Consider the following case: One of my applications use a repository block, and this repository block has a db connection with name and password as deplyment parameters. If another application need to use the same repository block, but connected to another db it will have other deployment parameters. In this case we will have two deployed instances of the same block with different deployment parameters. How do we differ between them.
Another case is if we follow the method of handling the profile info for a portal block that Reinhard proposed. If we want to use two portals under the same Cocoon the portal block will be deployed in two instances with different implementations of the profile contract. Also here is the question is how we differ between the two instances.
With declaring it, do you mean that we have a block deployment descriptor that is connected to the main sitemap?Well, no. The BlockManager has block 'scopes' and should allow a block to resolve only the blocks that it explicitly depended upon and for which it has a name for. The rest is just like it wasn't there... and this is required to avoid polymorphism without unwanted collisions.</comment>
Interesting enough, IIUC, blocks are only accessible through the block protocol from other blocks,
No; IMHO they are all available through BlocksManager.
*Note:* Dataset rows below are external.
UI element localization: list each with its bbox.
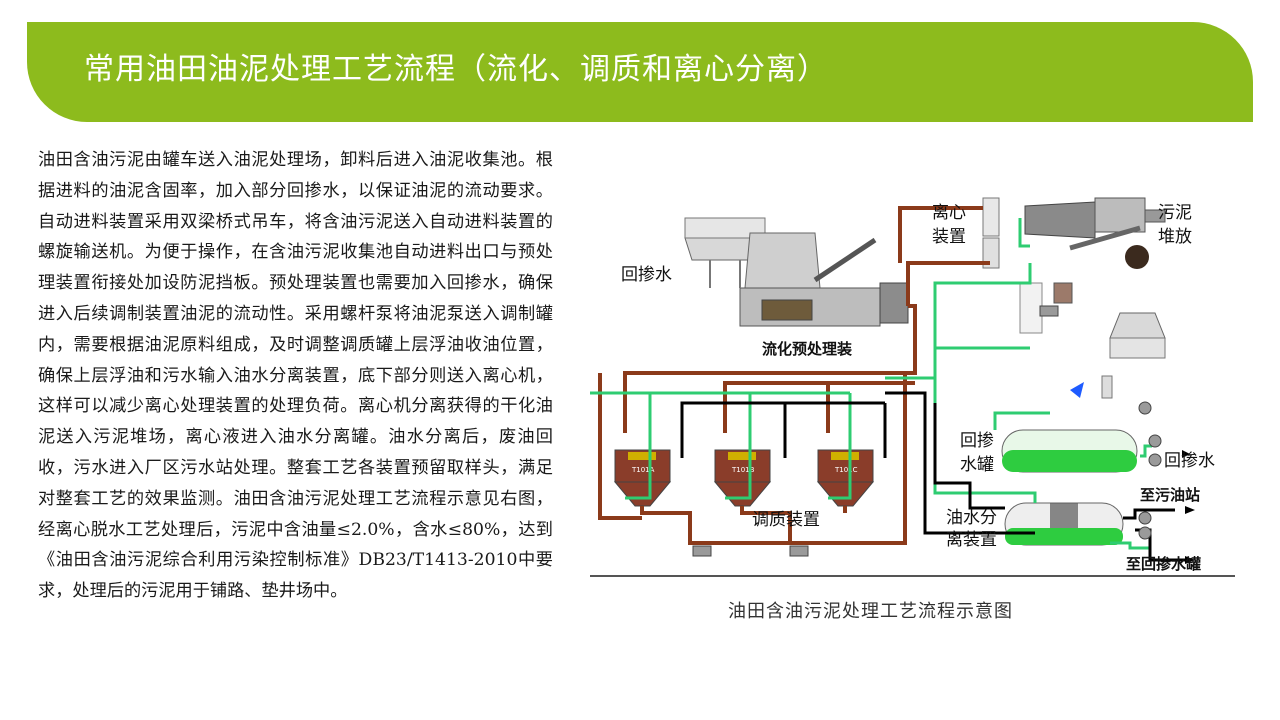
flow-arrows (1182, 450, 1195, 564)
tempering-tank-c (816, 449, 875, 507)
label-fluidize-pretreat: 流化预处理装 (762, 340, 853, 358)
description-paragraph: 油田含油污泥由罐车送入油泥处理场，卸料后进入油泥收集池。根据进料的油泥含固率，加… (38, 150, 553, 602)
label-centrifuge-2: 装置 (932, 227, 966, 247)
arrow-to-return-tank (1185, 556, 1195, 564)
arrow-return-water-right (1182, 450, 1190, 458)
title-banner (27, 22, 1253, 122)
tempering-tank-a (613, 449, 672, 507)
label-return-water-right: 回掺水 (1164, 451, 1215, 471)
tank-tag-a: T101A (631, 466, 655, 474)
process-flow-diagram: T101A T101B T101C (590, 197, 1235, 577)
return-water-tank (1001, 375, 1138, 473)
label-centrifuge-1: 离心 (932, 203, 966, 223)
diagram-caption: 油田含油污泥处理工艺流程示意图 (728, 601, 1013, 622)
tempering-tank-b (713, 449, 772, 507)
pumps (692, 305, 1162, 557)
label-sludge-1: 污泥 (1158, 203, 1192, 223)
label-sludge-2: 堆放 (1158, 227, 1192, 247)
label-oil-water-sep-2: 离装置 (946, 530, 997, 550)
label-return-water-left: 回掺水 (621, 265, 672, 285)
tank-tag-c: T101C (834, 466, 858, 474)
oil-water-separator (1004, 502, 1124, 546)
water-pipelines (590, 218, 1152, 550)
arrow-to-oil-station (1185, 506, 1195, 514)
sludge-pile-icon (1125, 245, 1149, 269)
label-return-tank-2: 水罐 (960, 455, 994, 475)
label-return-tank-1: 回掺 (960, 431, 994, 451)
label-to-oil-station: 至污油站 (1140, 486, 1200, 504)
label-to-return-tank: 至回掺水罐 (1126, 555, 1201, 573)
arrow-blue (1070, 382, 1084, 398)
page-title: 常用油田油泥处理工艺流程（流化、调质和离心分离） (84, 52, 828, 87)
tank-tag-b: T101B (731, 466, 755, 474)
fluidize-pretreat-unit (684, 217, 909, 327)
label-tempering: 调质装置 (752, 510, 820, 530)
label-oil-water-sep-1: 油水分 (946, 508, 997, 528)
centrifuge-unit (982, 197, 1166, 359)
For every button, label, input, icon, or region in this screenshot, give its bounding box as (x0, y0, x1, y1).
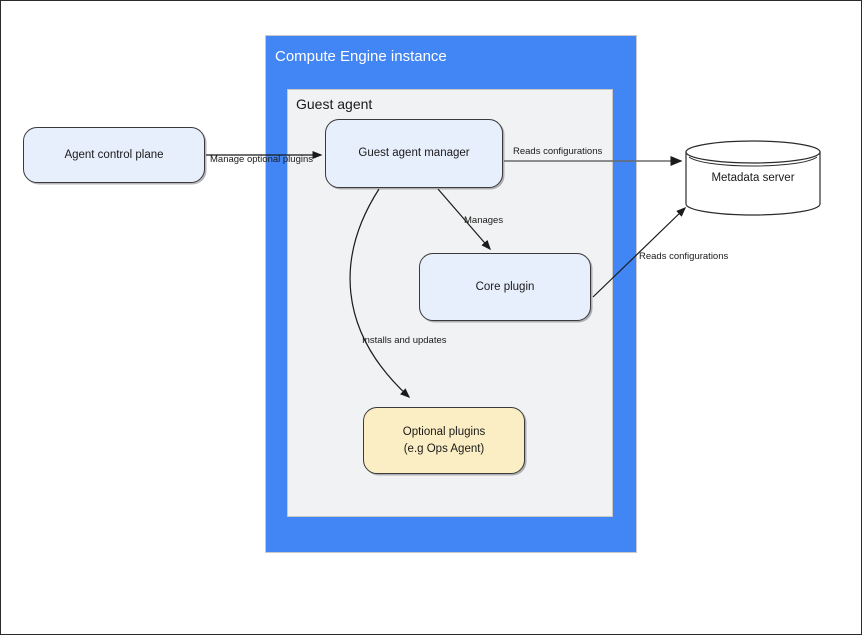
container-label-compute-engine-instance: Compute Engine instance (275, 48, 447, 65)
edge-label-manages: Manages (464, 215, 504, 226)
node-metadata-server[interactable]: Metadata server (685, 140, 821, 216)
node-label-optional-plugins-line2: (e.g Ops Agent) (403, 442, 485, 455)
node-label-core-plugin: Core plugin (475, 280, 535, 293)
container-label-guest-agent: Guest agent (296, 96, 373, 112)
node-optional-plugins[interactable]: Optional plugins (e.g Ops Agent) (363, 407, 525, 474)
edge-label-installs-and-updates: Installs and updates (362, 335, 447, 346)
edge-label-reads-configurations-core: Reads configurations (639, 251, 729, 262)
node-label-guest-agent-manager: Guest agent manager (358, 147, 470, 159)
node-label-agent-control-plane: Agent control plane (64, 148, 164, 161)
edge-label-reads-configurations-manager: Reads configurations (513, 146, 603, 157)
edge-label-manage-optional-plugins: Manage optional plugins (210, 154, 313, 165)
node-agent-control-plane[interactable]: Agent control plane (23, 127, 205, 183)
node-guest-agent-manager[interactable]: Guest agent manager (325, 119, 503, 188)
node-core-plugin[interactable]: Core plugin (419, 253, 591, 321)
node-label-optional-plugins-line1: Optional plugins (402, 425, 486, 438)
node-label-metadata-server: Metadata server (711, 172, 795, 184)
cylinder-icon (685, 140, 821, 216)
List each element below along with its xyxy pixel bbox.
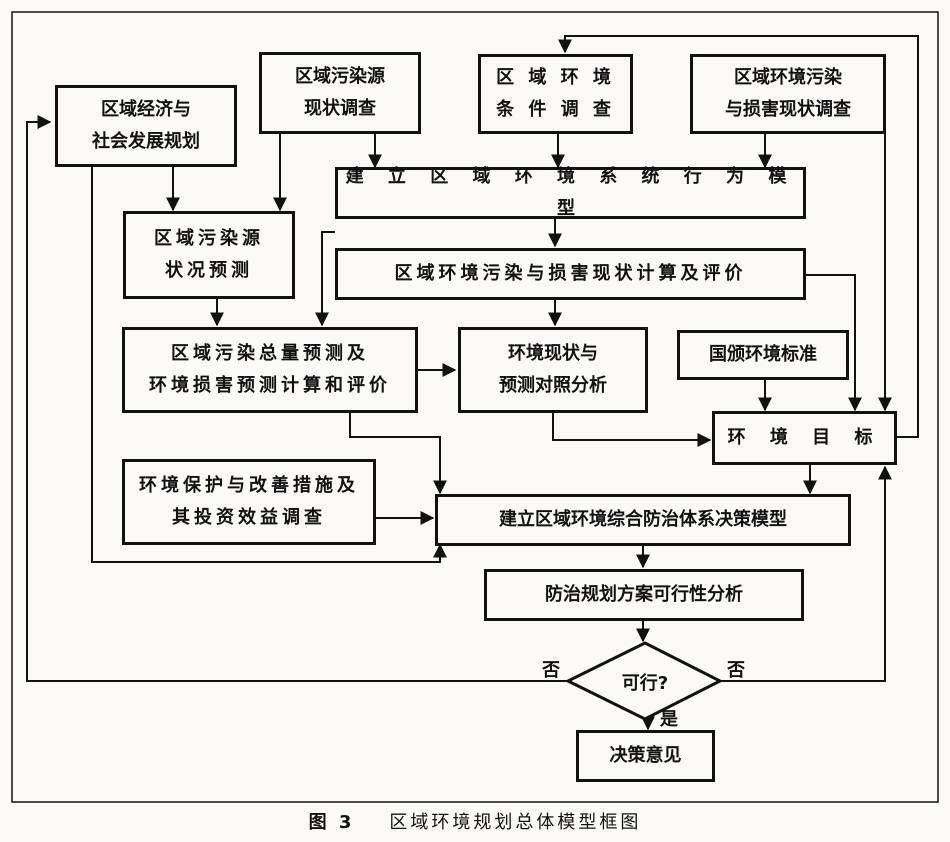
edge-econ-decision xyxy=(91,167,447,563)
node-national-standard: 国颁环境标准 xyxy=(677,330,849,380)
node-decision-opinion: 决策意见 xyxy=(576,730,715,782)
node-feasibility-analysis: 防治规划方案可行性分析 xyxy=(484,569,804,621)
node-env-target: 环 境 目 标 xyxy=(712,411,897,465)
node-current-eval: 区域环境污染与损害现状计算及评价 xyxy=(335,248,806,300)
edge-total-decision xyxy=(349,413,447,495)
node-env-condition: 区 域 环 境 条 件 调 查 xyxy=(478,54,633,134)
edge-no-right xyxy=(720,465,892,682)
node-econ-plan: 区域经济与 社会发展规划 xyxy=(55,85,237,167)
edge-no-left xyxy=(26,115,568,682)
edge-model-total xyxy=(315,231,335,327)
edge-label-no-left: 否 xyxy=(542,660,560,681)
edge-compare-target xyxy=(552,413,712,447)
outer-frame xyxy=(11,11,939,803)
node-source-forecast: 区域污染源 状况预测 xyxy=(123,211,295,299)
feasible-diamond-shape xyxy=(564,641,724,721)
node-decision-model: 建立区域环境综合防治体系决策模型 xyxy=(435,494,851,546)
edge-label-no-right: 否 xyxy=(727,660,745,681)
figure-number: 图 3 xyxy=(308,812,355,833)
edge-loop-envcond xyxy=(558,35,919,438)
figure-title: 区域环境规划总体模型框图 xyxy=(389,812,642,833)
node-system-model: 建 立 区 域 环 境 系 统 行 为 模 型 xyxy=(335,166,806,219)
node-damage-survey: 区域环境污染 与损害现状调查 xyxy=(690,54,886,134)
node-source-survey: 区域污染源 现状调查 xyxy=(259,52,421,134)
figure-caption: 图 3 区域环境规划总体模型框图 xyxy=(0,808,950,834)
edge-label-yes: 是 xyxy=(660,709,678,730)
node-feasible-question: 可行? xyxy=(621,673,669,694)
node-measures-survey: 环境保护与改善措施及 其投资效益调查 xyxy=(122,459,376,545)
node-total-forecast: 区域污染总量预测及 环境损害预测计算和评价 xyxy=(122,327,418,413)
node-compare-analysis: 环境现状与 预测对照分析 xyxy=(458,327,648,413)
edge-eval-target xyxy=(805,274,862,412)
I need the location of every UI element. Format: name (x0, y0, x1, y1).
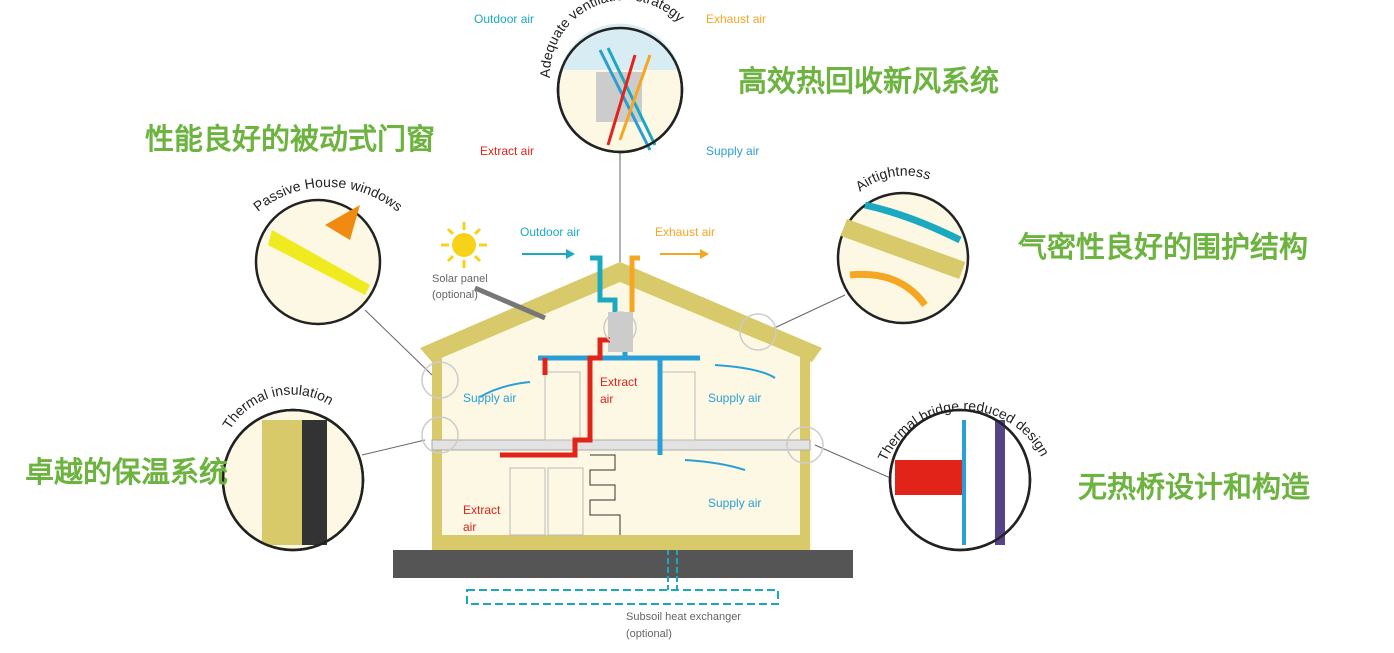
windows-circle (254, 198, 382, 326)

They are, but AFAICS they have no common short name that could be used outside blocks, and it is the short name that is used by the block protocol.
Exactly.
This could be solved by considering the main sitemap being part of a block as well and have a (possibly optional) block descriptor for it. Then the blocks would have a short name from the main sitemap as well.
YAGNI: if you need a block, declare that you need it and associate a name with it. Otherwise, you don't need it, you don't have access to it.